MISHPATIM
Jewish civil law is a most complicated subject. The subjects that are most discussed, argued over and analyzed in Talmudic and rabbinic literature concern themselves with Jewish civil law – torts, contracts, evidence, real estate, inheritance, civil procedure, etc.
Almost every Jewish child will cut his first tooth in Talmudic studies in matters related to Jewish civil law. As important as observance and knowledge of ritual is in Jewish life and continuity, it is the understanding of Jewish civil law that forms the basic structure of the value system and lifestyle of Judaism. Therefore there is a strong admonition that Jews should not allow themselves to judge their civil disputes in non-Jewish courts or on the basis of non-Jewish law and ordinances.
It is not the laws alone that may differ – it is the moral underpinning of the legal decisions that are different. People are naturally very zealous about protecting their property rights. But seen in isolation from a general moral code of behavior and its important relationship to the welfare of the society as a whole, the primacy of property rights alone can destroy a nation and its society.
Jewish civil law is predicated on the idea that there must always be a balance between the welfare of society generally and the property rights of the individual personally. All of Jewish civil law and its attendant values attempt to strike this balance in a fair and practical manner. This is the skeleton of understanding that lies beneath the surface of all the detailed decisions and opinions that form Jewish Talmudic and rabbinic legal decisions.
The Torah provides the necessary wiggle room to decide exceptional cases and disputes on a more moral and correct basis than the strict interpretation of the law itself would indicate. This concept is called “lifnim meshurat hadin” – an almost extra-legal mechanism that goes “beyond the measure of the law itself” and empowers the Jewish court to decide matters with ultimate justice without being restricted by the pure letter of the law itself.
Naturally, such an extraordinary legal mechanism can only be used sparingly and most wisely, for otherwise it presages the destruction of the entire stability of the law and the legal system of Judaism itself. Nevertheless, the existence of such a mechanism itself is testimony to the balance and general considerations of society that are required in Jewish judicial decisions.
Therefore such difficult decisions regarding the right of governmental eminent domain, the displacement of human workers by advancing new technology and sophisticated money and investment schemes are all part of the scope of Jewish law. Jewish law is equipped to deal with all possible questions and problems of human society.

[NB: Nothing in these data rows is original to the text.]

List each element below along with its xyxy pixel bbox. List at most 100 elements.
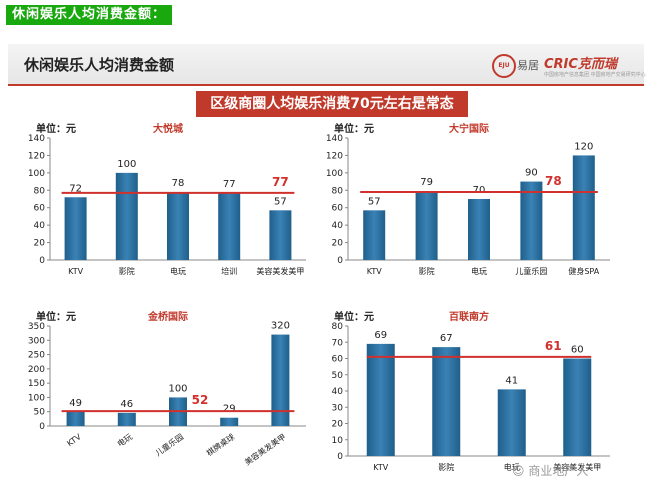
category-label: KTV [65,432,83,448]
bar [218,192,241,260]
category-label: 儿童乐园 [515,266,547,276]
category-label: 儿童乐园 [153,431,185,458]
bar [415,191,438,260]
y-tick-label: 0 [39,256,45,266]
category-label: 影院 [119,266,135,276]
y-tick-label: 0 [337,452,343,462]
bar-value-label: 120 [574,141,593,152]
category-label: 美容美发美甲 [242,431,287,467]
y-tick-label: 60 [34,204,46,214]
category-label: 电玩 [504,462,520,472]
y-tick-label: 140 [326,134,343,144]
bar-value-label: 100 [117,159,136,170]
slide: 休闲娱乐人均消费金额 EJU 易居 CRIC克而瑞 中国房地产信息集团 中国房地… [8,38,646,484]
y-tick-label: 50 [332,371,344,381]
y-tick-label: 10 [332,436,344,446]
y-tick-label: 60 [332,204,344,214]
category-label: 影院 [438,462,454,472]
chart-bailian: 单位：元 百联南方 0 10 20 30 40 50 60 70 80 69 KTV 67 影院 41 电玩 60… [332,310,610,472]
y-tick-label: 80 [34,186,46,196]
y-tick-label: 200 [28,365,45,375]
bar [269,210,292,260]
bar [468,199,490,260]
y-tick-label: 150 [28,379,45,389]
y-tick-label: 0 [337,256,343,266]
bar-value-label: 70 [473,185,486,196]
bar [563,358,592,456]
category-label: 美容美发美甲 [256,266,304,276]
category-label: 影院 [419,266,435,276]
bar [363,210,386,260]
category-label: KTV [367,267,383,276]
bar-value-label: 60 [571,345,584,356]
category-label: 培训 [221,266,237,276]
y-tick-label: 300 [28,336,45,346]
bar-value-label: 79 [420,177,433,188]
bar-value-label: 78 [172,178,185,189]
y-tick-label: 250 [28,351,45,361]
y-tick-label: 80 [332,186,344,196]
chart-dayuecheng: 单位：元 大悦城 0 20 40 60 80 100 120 140 72 KTV 100 影院 78 电玩 7… [28,122,306,276]
bar [220,417,239,426]
y-tick-label: 100 [326,169,343,179]
y-tick-label: 60 [332,355,344,365]
bar-value-label: 29 [223,404,236,415]
y-unit-label: 单位：元 [334,122,374,135]
category-label: 健身SPA [568,266,599,276]
bar-value-label: 100 [168,383,187,394]
chart-title: 大宁国际 [449,122,489,135]
category-label: 美容美发美甲 [553,462,601,472]
y-unit-label: 单位：元 [334,310,374,323]
chart-title: 百联南方 [449,310,489,323]
bar [64,197,87,260]
cric-logo: CRIC克而瑞 [544,57,617,72]
bar [366,343,395,456]
wechat-watermark: ☺ 商业地产人 [512,462,588,479]
y-tick-label: 350 [28,322,45,332]
bar [117,412,136,426]
eju-logo-text: 易居 [517,59,539,72]
category-label: 电玩 [170,266,186,276]
chart-daning: 单位：元 大宁国际 0 20 40 60 80 100 120 140 57 KTV 79 影院 70 电玩 9… [326,122,610,276]
category-label: KTV [68,267,84,276]
y-tick-label: 0 [39,422,45,432]
average-label: 61 [545,339,562,353]
y-tick-label: 70 [332,338,344,348]
y-tick-label: 20 [332,239,344,249]
y-tick-label: 40 [332,221,344,231]
y-tick-label: 30 [332,403,344,413]
slide-title: 休闲娱乐人均消费金额 [24,56,175,74]
bar-value-label: 90 [525,168,538,179]
y-tick-label: 100 [28,169,45,179]
category-label: KTV [373,463,389,472]
y-tick-label: 80 [332,322,344,332]
bar-value-label: 57 [368,196,381,207]
bar [66,412,85,426]
bar [520,181,543,260]
bar-value-label: 49 [69,398,82,409]
category-label: 棋牌桌球 [204,431,236,458]
bar [167,192,189,260]
y-tick-label: 140 [28,134,45,144]
chart-jinqiao: 单位：元 金桥国际 0 50 100 150 200 250 300 350 49 KTV 46 电玩 10… [28,310,306,467]
bar [572,155,595,260]
bar-value-label: 72 [69,183,82,194]
average-label: 77 [272,175,289,189]
summary-banner: 区级商圈人均娱乐消费70元左右是常态 [196,91,468,117]
bar-value-label: 46 [120,399,133,410]
bar-value-label: 67 [440,333,453,344]
wechat-icon: ☺ [512,464,525,478]
chart-title: 大悦城 [153,122,183,135]
chart-title: 金桥国际 [147,310,188,323]
y-tick-label: 20 [34,239,46,249]
bar-value-label: 41 [505,375,518,386]
category-label: 电玩 [115,431,134,448]
y-tick-label: 120 [326,151,343,161]
eju-logo-icon: EJU [492,54,516,78]
y-tick-label: 20 [332,420,344,430]
bar [271,334,290,426]
y-tick-label: 100 [28,393,45,403]
bar [432,347,461,456]
average-label: 52 [192,393,209,407]
y-tick-label: 40 [332,387,344,397]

I think that is what Justice Minister Yaakov Neeman meant when he stated that the basic principles of Israeli law should be based on the principles of Jewish law as derived from the Torah, the Talmud and the millennia-long challenges met by the rabbis of Israel to create a just legal system for the Jewish people. This is inherent in the opening words of this week’s parsha: “And these are the laws that you shall place before them” – these laws and not other laws and legal systems.